2020 challenged us, tested our patience and stretched our comfort zones, made us think, act and talk in ways we could never have imagined. During this time I have come to the realisation that I don’t really know myself…at all. So I started revisiting my work trying to find clues that could lead me to me.
After many years of shooting photographs spontaneously, documenting my surroundings, I stopped for the first time to observe and unpack my photographs and connect the dots between the images and my life, everything assumed a deeper significance. I found the photos to be a harsh mirror of the distance I keep between me and everybody else.

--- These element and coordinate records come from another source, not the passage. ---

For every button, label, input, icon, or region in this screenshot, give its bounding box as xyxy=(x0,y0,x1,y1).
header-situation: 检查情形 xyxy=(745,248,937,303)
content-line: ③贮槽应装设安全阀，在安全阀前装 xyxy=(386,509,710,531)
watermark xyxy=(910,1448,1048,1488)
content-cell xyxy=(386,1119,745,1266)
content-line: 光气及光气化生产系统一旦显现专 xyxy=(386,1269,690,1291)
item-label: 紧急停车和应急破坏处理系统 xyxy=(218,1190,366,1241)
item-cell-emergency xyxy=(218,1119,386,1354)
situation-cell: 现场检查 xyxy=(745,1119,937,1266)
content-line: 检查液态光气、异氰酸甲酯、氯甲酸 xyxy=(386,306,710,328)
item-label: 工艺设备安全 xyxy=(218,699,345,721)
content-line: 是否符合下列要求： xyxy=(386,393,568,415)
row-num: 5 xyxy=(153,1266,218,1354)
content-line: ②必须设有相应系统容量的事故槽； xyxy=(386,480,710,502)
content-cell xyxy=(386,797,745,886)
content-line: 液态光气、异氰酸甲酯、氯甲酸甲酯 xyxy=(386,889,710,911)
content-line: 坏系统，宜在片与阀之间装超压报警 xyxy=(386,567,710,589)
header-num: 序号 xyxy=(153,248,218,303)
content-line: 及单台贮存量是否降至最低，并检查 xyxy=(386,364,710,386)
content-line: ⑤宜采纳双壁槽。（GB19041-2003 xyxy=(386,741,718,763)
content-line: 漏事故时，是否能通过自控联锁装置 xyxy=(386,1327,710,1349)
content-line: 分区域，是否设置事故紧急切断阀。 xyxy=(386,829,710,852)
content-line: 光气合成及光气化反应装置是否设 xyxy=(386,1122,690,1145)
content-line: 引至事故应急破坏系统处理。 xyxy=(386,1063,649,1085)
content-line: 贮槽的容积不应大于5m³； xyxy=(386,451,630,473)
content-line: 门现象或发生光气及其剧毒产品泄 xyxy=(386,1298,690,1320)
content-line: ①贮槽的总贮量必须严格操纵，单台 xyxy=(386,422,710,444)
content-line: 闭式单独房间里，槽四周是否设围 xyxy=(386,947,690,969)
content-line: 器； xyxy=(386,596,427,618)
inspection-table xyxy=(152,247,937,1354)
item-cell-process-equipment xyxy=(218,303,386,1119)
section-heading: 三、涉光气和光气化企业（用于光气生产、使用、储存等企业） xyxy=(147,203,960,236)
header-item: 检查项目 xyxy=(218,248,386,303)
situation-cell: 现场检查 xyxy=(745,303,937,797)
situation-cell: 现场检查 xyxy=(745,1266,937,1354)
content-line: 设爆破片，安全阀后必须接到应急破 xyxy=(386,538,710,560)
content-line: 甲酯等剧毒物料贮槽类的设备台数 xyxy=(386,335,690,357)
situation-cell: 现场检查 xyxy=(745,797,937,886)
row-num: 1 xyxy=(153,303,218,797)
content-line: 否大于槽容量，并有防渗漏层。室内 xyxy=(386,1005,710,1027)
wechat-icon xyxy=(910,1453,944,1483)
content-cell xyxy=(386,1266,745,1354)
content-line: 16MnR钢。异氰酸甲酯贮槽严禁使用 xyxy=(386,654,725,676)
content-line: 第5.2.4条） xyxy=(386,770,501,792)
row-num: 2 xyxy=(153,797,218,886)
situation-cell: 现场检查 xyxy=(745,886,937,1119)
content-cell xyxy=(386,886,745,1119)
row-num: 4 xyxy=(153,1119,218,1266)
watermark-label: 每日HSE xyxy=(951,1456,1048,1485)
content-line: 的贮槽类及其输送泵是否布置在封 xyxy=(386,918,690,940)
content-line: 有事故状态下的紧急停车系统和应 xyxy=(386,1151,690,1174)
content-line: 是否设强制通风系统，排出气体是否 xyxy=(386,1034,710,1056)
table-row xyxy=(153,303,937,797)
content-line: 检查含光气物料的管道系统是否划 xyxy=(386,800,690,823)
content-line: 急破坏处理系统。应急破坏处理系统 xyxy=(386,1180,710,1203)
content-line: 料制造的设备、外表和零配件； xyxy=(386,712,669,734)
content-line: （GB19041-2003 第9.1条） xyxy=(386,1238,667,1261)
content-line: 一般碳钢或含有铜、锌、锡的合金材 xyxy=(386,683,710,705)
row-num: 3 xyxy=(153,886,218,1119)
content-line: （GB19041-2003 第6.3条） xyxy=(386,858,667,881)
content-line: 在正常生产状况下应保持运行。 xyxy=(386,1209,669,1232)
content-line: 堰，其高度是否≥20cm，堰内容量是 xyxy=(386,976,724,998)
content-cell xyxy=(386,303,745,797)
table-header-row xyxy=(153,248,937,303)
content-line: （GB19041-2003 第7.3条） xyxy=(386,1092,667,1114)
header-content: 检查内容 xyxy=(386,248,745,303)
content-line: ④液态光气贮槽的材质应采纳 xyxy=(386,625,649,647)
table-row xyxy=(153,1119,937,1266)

In this series I finally pause and analyse, reflecting on my work, piecing the puzzle of myself back together, years later. Noticing every frame, I felt like the director of a movie using the lens to reach my feelings, so elusive to me, they timidly revealed themselves in these images expressing what my words still couldn’t.
Photographing the environment, was the starting point of a solitary tour, having moved to a foreign country never having spoken its language, I felt safe in the deserted spaces and they gave me pleasure in their cold brutality, surrounding me without talking back.
As time passed and I settled, I noticed people slowly populating the images. I was still removed, a visitor in a museum, studying from behind the glass and perceiving a reflection of my life interlaced with the organised dioramas of those scenes. I felt connected in my observation, embracing the melancholy that transpires from my gaze to my subjects and I finally understood: the glass needs to crack.